My initial plan was to fork the Org Reader and make it a standalone package, but this quickly proved infeasible as the reader is heavily tangled with the rest of Pandoc. Also, some accuracy improvements to the reader were impossible to make without deep changes to the parser design. For example, consider the following Org snippet:
This is a single paragraph. Because this single paragraph
#+should not be ended by this funny line, because this funny
line is not a keyword. Not even this incomplete
\begin{LaTeX}
environment should break this paragraph apart.
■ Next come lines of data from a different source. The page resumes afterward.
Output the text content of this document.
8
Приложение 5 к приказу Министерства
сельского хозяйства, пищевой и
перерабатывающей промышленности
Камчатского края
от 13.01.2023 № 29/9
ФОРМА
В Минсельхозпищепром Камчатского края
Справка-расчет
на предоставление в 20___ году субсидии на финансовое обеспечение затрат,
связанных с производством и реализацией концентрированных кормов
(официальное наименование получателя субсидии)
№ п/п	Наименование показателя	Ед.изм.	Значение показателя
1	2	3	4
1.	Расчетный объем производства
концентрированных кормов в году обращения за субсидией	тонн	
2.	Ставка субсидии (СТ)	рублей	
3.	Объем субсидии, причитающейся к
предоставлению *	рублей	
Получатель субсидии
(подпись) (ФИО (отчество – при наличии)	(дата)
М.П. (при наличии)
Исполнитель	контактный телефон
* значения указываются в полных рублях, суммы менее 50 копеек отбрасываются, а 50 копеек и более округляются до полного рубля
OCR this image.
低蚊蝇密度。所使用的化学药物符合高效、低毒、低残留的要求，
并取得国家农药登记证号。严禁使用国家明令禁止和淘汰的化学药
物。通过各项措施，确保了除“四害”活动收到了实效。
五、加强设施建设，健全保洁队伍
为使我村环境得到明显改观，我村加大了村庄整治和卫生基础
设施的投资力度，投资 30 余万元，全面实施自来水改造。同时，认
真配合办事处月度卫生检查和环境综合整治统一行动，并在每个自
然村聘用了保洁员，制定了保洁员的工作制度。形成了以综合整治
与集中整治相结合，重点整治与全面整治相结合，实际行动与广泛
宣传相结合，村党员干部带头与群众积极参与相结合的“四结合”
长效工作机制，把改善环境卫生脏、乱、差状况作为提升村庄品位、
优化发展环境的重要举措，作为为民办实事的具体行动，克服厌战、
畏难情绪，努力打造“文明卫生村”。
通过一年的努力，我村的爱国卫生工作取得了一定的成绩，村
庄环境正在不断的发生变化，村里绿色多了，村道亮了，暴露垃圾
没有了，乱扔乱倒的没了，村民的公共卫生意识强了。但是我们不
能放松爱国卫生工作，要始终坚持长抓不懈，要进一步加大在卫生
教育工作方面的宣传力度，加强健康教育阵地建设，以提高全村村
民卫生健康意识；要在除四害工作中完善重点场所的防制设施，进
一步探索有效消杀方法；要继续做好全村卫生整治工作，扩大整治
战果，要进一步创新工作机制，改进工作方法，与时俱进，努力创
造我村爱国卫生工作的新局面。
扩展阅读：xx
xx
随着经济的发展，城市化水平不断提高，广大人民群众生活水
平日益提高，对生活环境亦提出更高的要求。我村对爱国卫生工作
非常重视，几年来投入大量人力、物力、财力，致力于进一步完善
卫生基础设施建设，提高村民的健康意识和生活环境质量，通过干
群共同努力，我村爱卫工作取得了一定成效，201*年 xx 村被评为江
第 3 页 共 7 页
This single paragraph is broken into three by Pandoc, because due the way it works it looks for a new “block start” (the start of a new org element) in each line. If there is a block start, then it aborts the current element (block) and starts the new one. Only later the parser decides if the started block actually parses correctly until its end, which is not the case for the \begin{LaTeX} in this example.
Also, for some reason the Org Reader implements a more complex inline markup logic than the one that is used by Org Mode, and allow for nested markup like /italic /inside/ italic/. This is done via a stack in the parser state and implementing it right can be a bit error-prone and tricky. The implementation also has the effect that conflicting markup is right-biased, in the sense that the string /foo *ba/ r* is parsed with no italics and with bar/ r bold, while I believe left bias would make more sense for this. Indeed, at first I thought this nested parsing could be good, and tried to implement it in a more clear way using recursion. But in the end I was worried this would deviate too much from Org Mode and decided to stick to the Org Mode way.
Another noteworth difference is that haskell-org-parser uses a different parsing library, megaparsec, and I’m also experimenting with the faster attoparsec. Pandoc uses parsec, which is an older parsing library with less features and I think worse overall performance (TODO: confirm).
Concisely, while the parser design is inspired by Pandoc, some important overall differences are present and most functions were written from scratch.
Support for setting emacs variables related to parsing and export. These variables should be set either as a parameter to the parsing function or read from the file itself by parsing #+bind keywords.
Query emacs for *Elisp variables or evaluating lisp expressions. Can be done either way, but the second is much faster:
emacs --batch -l path/to/init.el --eval EXPRemacsclient -e EXPR
If using batch mode we should reuse an open emacs process open as long as possible.